Thursday, October 15, 2015

Movie Review: Furious Seven

Last night I watched Furious Seven on Blu-ray. The seventh movie in the Fast and Furious franchise, it will probably be the last due to the untimely death of Paul Walker.

While Furious Seven wasn't as improbable as Fast and Furious 6 was, it still bordered on the ludicrous. In my review of six I proposed a new genre: "real world fantasy." That's because what happens in these moves that are set in the "real world" is almost fantasy. People survive car wreaks that would result in serious injuries or death in the real world. Cars move in ways they can't in real life. And a hacker turns out to be a pretty female. Not very realistic at all. (Okay, that last one is probably more probable than some of the other things in this movie.) And I love when people jump out of moving cars onto pavement and don't get a scratch.

***Warning: SPOILERS AHEAD***

In one scene they are chasing a bus (or large RV) with the hacker as a prisoner on board. The sides of the bus open to reveal miniguns that proceed to shoot up Paul Walker's Subaru. Okay, that should have killed Walker's character. So the character driving the bullet-proof vehicle cuts between the guns and the car. But the bullets are then declared "armor piercing." Yet no one whose vehicle is shot up is hurt. Well, except later when the bad guys get shot up.
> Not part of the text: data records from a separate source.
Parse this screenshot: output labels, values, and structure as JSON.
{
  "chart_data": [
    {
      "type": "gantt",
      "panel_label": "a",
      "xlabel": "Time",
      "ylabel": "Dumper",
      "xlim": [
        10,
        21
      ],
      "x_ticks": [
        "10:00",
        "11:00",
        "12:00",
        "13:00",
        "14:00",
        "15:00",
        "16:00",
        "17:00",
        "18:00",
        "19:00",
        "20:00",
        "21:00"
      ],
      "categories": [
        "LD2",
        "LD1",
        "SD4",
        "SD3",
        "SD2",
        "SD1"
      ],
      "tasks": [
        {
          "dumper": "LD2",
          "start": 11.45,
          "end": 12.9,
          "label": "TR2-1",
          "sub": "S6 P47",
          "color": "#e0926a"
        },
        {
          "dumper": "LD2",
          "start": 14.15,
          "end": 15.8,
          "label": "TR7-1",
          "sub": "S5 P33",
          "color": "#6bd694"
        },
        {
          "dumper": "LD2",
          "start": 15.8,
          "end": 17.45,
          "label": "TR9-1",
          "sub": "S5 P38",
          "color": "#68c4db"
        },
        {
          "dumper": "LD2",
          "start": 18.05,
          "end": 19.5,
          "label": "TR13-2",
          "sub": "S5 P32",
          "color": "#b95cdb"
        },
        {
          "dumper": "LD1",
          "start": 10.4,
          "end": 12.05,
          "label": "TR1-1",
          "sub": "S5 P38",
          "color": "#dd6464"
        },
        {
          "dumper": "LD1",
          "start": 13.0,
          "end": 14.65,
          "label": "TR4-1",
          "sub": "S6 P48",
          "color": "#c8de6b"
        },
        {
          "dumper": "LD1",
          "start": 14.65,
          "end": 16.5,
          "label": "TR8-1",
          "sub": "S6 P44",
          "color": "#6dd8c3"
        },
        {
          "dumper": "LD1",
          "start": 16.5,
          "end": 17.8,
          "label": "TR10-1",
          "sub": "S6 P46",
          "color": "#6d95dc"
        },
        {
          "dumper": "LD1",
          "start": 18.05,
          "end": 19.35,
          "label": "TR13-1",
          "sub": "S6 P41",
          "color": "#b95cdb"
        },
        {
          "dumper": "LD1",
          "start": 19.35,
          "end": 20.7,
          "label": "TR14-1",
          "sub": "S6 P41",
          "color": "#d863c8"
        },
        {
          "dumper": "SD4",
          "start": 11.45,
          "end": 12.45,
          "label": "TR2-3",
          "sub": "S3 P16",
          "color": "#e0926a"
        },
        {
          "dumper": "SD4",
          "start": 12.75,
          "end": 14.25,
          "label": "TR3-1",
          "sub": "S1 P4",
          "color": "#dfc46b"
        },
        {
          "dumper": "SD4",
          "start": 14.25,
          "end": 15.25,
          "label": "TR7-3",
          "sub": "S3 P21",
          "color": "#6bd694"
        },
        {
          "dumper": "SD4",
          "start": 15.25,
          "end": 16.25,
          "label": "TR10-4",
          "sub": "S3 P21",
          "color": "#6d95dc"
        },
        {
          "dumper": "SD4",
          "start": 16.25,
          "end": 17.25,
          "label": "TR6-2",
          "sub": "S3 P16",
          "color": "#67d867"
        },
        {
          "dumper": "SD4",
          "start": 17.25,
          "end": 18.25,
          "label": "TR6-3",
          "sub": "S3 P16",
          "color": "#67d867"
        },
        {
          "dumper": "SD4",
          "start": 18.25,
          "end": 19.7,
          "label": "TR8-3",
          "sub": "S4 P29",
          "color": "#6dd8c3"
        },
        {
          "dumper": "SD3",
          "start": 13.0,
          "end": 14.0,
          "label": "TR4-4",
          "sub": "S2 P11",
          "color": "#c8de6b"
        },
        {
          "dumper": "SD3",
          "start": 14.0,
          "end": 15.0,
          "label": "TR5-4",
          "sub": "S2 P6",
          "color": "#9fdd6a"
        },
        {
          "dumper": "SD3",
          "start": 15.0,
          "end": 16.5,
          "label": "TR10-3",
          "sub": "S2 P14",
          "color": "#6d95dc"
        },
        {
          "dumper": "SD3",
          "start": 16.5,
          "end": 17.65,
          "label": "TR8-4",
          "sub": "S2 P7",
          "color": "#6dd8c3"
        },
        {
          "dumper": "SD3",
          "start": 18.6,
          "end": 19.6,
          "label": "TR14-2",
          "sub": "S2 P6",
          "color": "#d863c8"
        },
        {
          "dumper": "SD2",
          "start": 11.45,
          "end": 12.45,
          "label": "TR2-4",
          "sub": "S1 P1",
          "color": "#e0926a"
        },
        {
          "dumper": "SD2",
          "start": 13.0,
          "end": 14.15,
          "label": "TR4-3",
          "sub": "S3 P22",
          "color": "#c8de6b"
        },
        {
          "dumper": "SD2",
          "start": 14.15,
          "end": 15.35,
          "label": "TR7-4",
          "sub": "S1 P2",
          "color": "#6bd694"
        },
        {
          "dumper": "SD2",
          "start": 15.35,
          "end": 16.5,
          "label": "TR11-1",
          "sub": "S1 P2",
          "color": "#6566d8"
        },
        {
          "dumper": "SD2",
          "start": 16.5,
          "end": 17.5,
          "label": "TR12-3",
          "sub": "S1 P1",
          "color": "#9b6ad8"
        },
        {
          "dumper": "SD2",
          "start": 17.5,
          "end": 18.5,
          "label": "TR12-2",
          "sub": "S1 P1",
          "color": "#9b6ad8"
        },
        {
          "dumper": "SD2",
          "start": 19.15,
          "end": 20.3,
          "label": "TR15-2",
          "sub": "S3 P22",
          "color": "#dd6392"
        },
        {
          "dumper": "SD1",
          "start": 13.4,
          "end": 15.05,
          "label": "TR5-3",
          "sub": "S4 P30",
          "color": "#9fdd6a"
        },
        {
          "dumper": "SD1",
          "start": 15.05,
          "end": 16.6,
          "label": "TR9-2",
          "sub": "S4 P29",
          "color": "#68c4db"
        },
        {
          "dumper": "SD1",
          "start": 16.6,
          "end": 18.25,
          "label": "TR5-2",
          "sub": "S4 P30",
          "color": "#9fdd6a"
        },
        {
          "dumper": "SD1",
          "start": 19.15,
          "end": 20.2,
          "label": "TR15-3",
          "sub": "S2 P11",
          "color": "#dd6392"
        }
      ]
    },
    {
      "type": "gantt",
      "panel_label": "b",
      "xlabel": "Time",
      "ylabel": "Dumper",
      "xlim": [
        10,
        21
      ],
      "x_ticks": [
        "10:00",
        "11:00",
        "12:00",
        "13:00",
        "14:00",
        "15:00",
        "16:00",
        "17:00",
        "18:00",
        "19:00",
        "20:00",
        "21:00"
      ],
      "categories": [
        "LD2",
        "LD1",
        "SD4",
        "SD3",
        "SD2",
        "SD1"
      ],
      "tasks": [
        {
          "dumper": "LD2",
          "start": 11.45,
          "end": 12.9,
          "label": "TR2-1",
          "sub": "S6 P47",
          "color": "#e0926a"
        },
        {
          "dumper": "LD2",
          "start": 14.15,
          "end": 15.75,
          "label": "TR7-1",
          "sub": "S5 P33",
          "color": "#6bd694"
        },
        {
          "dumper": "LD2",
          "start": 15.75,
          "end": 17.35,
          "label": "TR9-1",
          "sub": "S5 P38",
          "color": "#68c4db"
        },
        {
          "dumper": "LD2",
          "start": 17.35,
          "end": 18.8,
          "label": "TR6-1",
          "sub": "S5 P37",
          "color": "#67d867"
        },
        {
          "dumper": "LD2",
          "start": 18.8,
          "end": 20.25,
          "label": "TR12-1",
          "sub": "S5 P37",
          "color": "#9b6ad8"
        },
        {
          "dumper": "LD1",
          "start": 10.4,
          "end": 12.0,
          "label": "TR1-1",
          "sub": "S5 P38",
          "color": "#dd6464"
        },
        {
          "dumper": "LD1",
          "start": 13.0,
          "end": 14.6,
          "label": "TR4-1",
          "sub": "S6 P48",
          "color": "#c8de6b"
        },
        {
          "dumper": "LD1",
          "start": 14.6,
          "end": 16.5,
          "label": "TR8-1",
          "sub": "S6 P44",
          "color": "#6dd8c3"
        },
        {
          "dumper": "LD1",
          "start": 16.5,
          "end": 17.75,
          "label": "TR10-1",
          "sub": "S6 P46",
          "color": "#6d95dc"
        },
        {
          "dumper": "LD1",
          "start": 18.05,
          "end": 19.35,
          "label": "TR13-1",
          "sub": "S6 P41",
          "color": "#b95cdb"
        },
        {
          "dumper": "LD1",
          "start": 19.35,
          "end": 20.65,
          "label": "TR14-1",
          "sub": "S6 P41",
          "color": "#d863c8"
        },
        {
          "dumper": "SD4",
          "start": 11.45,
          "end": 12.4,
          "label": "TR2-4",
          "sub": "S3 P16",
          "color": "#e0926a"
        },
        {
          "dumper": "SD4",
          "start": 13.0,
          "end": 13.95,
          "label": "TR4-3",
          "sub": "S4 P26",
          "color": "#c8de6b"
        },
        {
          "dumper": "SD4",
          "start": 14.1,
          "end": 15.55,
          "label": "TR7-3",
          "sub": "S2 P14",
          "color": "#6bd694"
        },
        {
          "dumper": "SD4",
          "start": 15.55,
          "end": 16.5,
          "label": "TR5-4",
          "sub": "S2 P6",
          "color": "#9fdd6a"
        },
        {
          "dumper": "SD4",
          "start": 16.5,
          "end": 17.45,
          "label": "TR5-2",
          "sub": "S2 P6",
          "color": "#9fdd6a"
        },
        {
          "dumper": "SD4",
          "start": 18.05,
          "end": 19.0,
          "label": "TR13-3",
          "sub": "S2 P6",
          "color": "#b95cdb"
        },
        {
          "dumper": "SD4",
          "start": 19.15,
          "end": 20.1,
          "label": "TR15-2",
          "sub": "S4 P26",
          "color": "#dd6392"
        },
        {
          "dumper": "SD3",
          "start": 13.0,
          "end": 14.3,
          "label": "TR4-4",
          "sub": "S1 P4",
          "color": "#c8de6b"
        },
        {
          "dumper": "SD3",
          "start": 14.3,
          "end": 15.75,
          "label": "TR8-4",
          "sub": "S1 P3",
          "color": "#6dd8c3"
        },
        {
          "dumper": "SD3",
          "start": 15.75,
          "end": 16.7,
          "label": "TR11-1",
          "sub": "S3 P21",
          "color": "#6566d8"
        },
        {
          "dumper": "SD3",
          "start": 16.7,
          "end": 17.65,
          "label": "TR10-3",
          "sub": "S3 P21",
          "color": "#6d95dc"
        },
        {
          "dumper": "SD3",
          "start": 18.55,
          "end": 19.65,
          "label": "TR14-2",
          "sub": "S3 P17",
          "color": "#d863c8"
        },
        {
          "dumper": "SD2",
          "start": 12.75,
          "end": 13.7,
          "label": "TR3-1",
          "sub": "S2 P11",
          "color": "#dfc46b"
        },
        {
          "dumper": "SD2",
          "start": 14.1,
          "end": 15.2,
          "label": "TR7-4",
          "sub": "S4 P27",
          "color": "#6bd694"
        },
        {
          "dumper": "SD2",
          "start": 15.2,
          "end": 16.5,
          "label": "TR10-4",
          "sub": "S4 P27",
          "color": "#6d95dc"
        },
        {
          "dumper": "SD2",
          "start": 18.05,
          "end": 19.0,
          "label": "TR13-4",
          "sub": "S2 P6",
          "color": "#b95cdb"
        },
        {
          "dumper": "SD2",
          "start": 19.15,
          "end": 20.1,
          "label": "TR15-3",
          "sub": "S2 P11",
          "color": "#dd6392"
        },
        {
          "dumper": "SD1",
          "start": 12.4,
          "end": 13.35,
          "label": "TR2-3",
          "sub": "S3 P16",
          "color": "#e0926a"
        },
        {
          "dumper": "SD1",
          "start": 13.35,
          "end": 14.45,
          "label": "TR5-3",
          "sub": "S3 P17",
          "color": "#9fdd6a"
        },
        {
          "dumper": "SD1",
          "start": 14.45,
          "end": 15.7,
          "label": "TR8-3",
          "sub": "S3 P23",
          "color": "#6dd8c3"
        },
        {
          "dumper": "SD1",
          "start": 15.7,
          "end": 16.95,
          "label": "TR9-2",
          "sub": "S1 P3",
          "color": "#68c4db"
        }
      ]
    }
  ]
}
And they never explained how the bad guy (Jason Statham) kept showing up wherever the good guys were. I was expecting there to be a leak in the government secret agency they were working with. But nope, no explanation.

***Spoilers Done***

So, yes, it was a fun (and loud) movie but park your critical thinking skills at the door.

And it seemed that Chrysler had some deal with the movie makers. Every time there were cars, there was at least one Mopar product, usually vintage (like an old Charger) but sometimes  new. In one scene there are four cars driven by the good guys: a McClaren, a Ferrari, a Bugatti, something black I didn't recognize but obviously a supercar (the black color made it hard to discern the shape), and a new Dodge Charger.  Of course, Chrysler is owned by Fiat, as is Ferrari, so they got two cars in that scene.

I gave Furious Seven three stars on Netflix mostly because I was mostly entertained. I just wish they'd cut the hand-to-hand fighting scenes for more car chases or shots of scantily-clad women.